Tuesday, June 14, 2011

flag day

Today, June 14, is "Flag Day" (it comes around every year).
"Flag Day" commemorates the adoption of the flag of the United States, which happened on June 14th, 1777 by a resolution of the Second Continental Congress.

Now, for 108 years after that resolution, nobody really gave a rat's ass for June 14th.
But long about 1885 B.J. Cigrand, a Wisconsin public school-teacher, arranged for his pupils to observe June 14th as
"Flag Birthday"
He promoted it in the media of the time as best he could and 4 years later (1889), another school-teacher, George Balch, in New York City planned ceremonies for the children of his school and soon the celebration of "Flag Day" was adopted by New York's Board of Education.

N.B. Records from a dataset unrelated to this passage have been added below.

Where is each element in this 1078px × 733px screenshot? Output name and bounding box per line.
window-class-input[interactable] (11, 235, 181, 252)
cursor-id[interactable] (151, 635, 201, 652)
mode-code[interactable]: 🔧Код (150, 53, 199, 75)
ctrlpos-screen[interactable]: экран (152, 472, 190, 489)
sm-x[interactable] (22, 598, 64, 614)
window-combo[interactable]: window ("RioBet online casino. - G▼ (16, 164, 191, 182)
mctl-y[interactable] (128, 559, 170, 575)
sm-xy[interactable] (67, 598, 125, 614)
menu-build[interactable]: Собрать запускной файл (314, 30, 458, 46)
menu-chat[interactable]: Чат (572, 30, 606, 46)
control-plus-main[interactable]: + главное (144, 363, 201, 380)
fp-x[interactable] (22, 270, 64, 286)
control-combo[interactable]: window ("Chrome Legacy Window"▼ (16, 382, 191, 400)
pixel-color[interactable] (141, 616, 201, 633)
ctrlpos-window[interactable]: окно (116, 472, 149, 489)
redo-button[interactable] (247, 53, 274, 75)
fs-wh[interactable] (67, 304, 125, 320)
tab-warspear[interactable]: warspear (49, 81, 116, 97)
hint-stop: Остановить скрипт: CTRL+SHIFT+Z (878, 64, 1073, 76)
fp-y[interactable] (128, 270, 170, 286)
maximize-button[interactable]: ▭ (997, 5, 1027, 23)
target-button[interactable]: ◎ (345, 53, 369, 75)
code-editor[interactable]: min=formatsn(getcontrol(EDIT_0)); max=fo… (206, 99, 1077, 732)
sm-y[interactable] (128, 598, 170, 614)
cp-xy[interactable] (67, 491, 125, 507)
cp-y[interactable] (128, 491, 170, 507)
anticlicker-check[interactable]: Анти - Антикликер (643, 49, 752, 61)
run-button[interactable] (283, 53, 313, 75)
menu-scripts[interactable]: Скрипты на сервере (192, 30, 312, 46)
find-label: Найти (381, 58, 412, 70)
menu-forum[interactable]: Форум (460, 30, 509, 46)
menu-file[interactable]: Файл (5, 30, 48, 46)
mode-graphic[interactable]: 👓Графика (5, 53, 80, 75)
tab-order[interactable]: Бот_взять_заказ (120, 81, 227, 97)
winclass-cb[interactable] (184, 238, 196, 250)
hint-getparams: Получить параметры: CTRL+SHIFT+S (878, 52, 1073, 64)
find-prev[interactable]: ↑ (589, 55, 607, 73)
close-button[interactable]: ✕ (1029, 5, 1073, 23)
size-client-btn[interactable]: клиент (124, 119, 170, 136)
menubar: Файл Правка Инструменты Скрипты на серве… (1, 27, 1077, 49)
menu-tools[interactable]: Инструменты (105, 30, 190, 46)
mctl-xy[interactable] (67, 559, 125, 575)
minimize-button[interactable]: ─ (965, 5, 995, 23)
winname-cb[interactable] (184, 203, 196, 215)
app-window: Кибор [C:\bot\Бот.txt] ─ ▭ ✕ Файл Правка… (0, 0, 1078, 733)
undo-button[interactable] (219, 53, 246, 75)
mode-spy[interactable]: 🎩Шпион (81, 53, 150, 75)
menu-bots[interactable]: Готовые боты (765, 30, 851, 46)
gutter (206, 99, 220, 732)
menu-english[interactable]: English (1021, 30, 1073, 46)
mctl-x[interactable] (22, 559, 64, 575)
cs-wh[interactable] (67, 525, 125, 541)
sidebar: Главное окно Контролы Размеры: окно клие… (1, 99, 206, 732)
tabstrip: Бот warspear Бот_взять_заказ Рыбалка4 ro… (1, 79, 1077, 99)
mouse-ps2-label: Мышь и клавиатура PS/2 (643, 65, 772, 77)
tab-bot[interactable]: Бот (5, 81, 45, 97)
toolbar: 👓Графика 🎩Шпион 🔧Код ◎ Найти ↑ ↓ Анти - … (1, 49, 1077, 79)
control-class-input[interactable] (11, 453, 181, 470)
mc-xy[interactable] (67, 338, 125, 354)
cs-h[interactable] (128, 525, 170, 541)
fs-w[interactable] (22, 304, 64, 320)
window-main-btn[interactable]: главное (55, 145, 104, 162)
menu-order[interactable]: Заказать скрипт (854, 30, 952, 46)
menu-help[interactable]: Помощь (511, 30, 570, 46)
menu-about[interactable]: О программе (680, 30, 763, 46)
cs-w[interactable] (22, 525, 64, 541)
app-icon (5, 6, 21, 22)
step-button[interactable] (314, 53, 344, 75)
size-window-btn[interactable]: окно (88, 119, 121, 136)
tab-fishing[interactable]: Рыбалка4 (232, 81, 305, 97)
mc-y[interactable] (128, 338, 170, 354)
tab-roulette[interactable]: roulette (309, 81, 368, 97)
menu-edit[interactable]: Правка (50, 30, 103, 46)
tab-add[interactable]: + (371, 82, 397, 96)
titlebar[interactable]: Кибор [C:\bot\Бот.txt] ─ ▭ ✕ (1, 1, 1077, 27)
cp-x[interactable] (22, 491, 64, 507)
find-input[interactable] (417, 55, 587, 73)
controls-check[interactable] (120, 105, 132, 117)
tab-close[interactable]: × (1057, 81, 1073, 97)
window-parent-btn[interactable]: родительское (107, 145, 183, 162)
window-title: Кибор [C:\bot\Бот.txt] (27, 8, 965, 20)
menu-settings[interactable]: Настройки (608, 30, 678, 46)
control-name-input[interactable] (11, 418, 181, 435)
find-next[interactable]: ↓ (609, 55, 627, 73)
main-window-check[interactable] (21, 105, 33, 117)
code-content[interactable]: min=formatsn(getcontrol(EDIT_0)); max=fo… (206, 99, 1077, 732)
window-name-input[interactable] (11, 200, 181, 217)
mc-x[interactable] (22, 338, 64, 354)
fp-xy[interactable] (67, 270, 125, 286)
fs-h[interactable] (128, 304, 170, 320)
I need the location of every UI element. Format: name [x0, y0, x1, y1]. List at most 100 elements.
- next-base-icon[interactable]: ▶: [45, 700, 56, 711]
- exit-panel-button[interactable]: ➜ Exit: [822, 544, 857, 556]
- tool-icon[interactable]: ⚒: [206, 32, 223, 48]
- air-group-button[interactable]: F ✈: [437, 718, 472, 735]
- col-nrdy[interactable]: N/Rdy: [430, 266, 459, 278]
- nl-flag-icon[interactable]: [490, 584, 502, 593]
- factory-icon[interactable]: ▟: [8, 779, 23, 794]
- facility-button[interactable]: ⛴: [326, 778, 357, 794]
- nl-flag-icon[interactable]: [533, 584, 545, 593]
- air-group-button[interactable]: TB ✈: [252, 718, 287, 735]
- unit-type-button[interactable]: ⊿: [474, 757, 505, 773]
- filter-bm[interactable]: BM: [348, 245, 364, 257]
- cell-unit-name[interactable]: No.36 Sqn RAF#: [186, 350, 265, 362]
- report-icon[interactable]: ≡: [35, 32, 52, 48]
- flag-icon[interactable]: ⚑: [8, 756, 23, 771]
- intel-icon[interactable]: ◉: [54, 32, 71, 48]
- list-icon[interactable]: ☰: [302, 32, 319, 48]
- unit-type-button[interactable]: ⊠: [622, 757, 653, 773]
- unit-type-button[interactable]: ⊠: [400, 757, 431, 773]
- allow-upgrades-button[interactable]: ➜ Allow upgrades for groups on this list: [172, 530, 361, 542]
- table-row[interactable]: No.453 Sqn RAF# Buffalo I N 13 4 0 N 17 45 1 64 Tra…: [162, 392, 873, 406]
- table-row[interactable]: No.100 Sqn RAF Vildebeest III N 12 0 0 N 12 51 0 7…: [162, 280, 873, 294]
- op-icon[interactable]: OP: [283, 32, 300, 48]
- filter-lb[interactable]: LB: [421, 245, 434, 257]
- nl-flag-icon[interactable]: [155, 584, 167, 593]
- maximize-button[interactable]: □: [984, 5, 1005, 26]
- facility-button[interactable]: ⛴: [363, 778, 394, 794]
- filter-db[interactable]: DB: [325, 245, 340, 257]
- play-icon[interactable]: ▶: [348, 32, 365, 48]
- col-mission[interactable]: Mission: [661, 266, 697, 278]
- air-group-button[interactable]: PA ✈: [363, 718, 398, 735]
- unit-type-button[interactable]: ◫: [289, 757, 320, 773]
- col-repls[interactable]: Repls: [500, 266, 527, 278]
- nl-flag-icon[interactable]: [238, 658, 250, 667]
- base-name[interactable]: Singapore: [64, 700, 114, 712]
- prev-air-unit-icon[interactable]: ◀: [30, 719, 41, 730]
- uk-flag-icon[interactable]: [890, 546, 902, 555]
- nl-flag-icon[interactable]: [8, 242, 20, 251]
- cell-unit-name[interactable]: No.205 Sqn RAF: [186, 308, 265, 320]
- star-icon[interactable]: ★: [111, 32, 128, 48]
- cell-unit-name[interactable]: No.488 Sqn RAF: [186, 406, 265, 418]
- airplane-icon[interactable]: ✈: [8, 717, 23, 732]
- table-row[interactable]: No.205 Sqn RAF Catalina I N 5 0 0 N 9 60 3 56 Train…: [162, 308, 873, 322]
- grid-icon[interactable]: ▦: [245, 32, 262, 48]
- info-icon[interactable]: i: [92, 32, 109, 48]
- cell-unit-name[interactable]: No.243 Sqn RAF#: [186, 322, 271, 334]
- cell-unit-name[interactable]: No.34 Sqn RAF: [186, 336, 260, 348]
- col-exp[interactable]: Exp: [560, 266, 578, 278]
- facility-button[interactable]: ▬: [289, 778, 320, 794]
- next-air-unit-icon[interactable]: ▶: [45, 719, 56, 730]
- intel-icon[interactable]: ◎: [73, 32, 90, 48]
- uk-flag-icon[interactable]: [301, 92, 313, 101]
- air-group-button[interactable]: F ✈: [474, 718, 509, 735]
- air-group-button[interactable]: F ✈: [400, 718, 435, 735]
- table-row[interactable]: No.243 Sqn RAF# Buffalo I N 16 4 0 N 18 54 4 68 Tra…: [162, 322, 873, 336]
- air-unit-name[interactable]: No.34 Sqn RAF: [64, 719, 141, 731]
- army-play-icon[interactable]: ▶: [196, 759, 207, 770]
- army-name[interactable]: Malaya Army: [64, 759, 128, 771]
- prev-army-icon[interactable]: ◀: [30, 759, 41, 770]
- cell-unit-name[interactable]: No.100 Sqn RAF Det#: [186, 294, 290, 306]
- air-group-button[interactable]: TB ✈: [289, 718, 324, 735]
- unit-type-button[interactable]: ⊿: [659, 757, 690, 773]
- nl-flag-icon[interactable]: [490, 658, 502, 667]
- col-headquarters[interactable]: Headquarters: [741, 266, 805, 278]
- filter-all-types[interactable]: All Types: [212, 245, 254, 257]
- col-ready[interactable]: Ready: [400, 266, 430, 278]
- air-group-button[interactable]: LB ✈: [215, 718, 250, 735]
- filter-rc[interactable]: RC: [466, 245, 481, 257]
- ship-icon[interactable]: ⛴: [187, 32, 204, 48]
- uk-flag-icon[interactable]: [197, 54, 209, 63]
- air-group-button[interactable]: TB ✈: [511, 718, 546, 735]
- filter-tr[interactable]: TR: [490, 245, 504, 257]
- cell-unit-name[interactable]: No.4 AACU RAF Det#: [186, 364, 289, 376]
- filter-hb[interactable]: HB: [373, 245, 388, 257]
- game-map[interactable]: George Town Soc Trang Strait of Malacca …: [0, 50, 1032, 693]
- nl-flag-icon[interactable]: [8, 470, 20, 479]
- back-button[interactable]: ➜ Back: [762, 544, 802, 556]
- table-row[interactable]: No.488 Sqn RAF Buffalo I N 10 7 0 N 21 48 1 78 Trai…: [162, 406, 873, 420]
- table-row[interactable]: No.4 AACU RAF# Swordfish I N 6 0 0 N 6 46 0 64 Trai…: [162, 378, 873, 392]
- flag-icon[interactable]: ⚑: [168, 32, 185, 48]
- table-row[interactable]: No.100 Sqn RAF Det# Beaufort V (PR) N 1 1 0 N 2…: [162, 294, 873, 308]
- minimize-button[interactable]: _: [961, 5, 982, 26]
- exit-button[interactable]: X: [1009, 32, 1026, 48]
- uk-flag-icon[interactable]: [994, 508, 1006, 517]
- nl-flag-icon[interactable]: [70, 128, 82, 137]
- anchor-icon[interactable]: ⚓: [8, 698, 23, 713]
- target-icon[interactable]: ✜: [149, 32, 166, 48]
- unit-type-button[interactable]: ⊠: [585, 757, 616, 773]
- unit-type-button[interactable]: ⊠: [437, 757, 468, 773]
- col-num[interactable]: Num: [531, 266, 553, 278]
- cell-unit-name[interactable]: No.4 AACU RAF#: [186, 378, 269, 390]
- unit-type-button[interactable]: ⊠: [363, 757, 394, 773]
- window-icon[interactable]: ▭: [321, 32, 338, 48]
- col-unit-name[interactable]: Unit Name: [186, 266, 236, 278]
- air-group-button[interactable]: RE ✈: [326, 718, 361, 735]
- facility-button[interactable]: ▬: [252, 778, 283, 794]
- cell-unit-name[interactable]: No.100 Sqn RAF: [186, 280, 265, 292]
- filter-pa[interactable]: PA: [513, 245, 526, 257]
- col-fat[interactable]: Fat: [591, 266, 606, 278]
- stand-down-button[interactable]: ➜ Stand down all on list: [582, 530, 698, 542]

In 1891, the Betsy Ross House (in Philadelphia) held it's first "Flag Day" celebration and the next year, the "New York Society of the Sons of the Revolution" and the "Pennsylvania Society of Colonial Dames" (what a great name) celebrated
it too.
The concept of "Flag Day" was catching fire at the
grassroots level.

In 1914, the U.S. Secretary of the Interior, Franklin Lane, delivered a Flag Day address in which he repeated words, he said, the flag had spoken to him that morning. . .
"I am what you make me; nothing more. I swing before your eyes as a bright gleam of color, a symbol of yourself."
(really, I'm not making this up!)

Finally, inspired by three decades of state and local celebrations, "Flag Day" was officially established by the proclamation of President Woodrow Wilson in 1916.
Then in 1949, President Truman signed an Act of Congress designating June 14th of each year as "National Flag Day".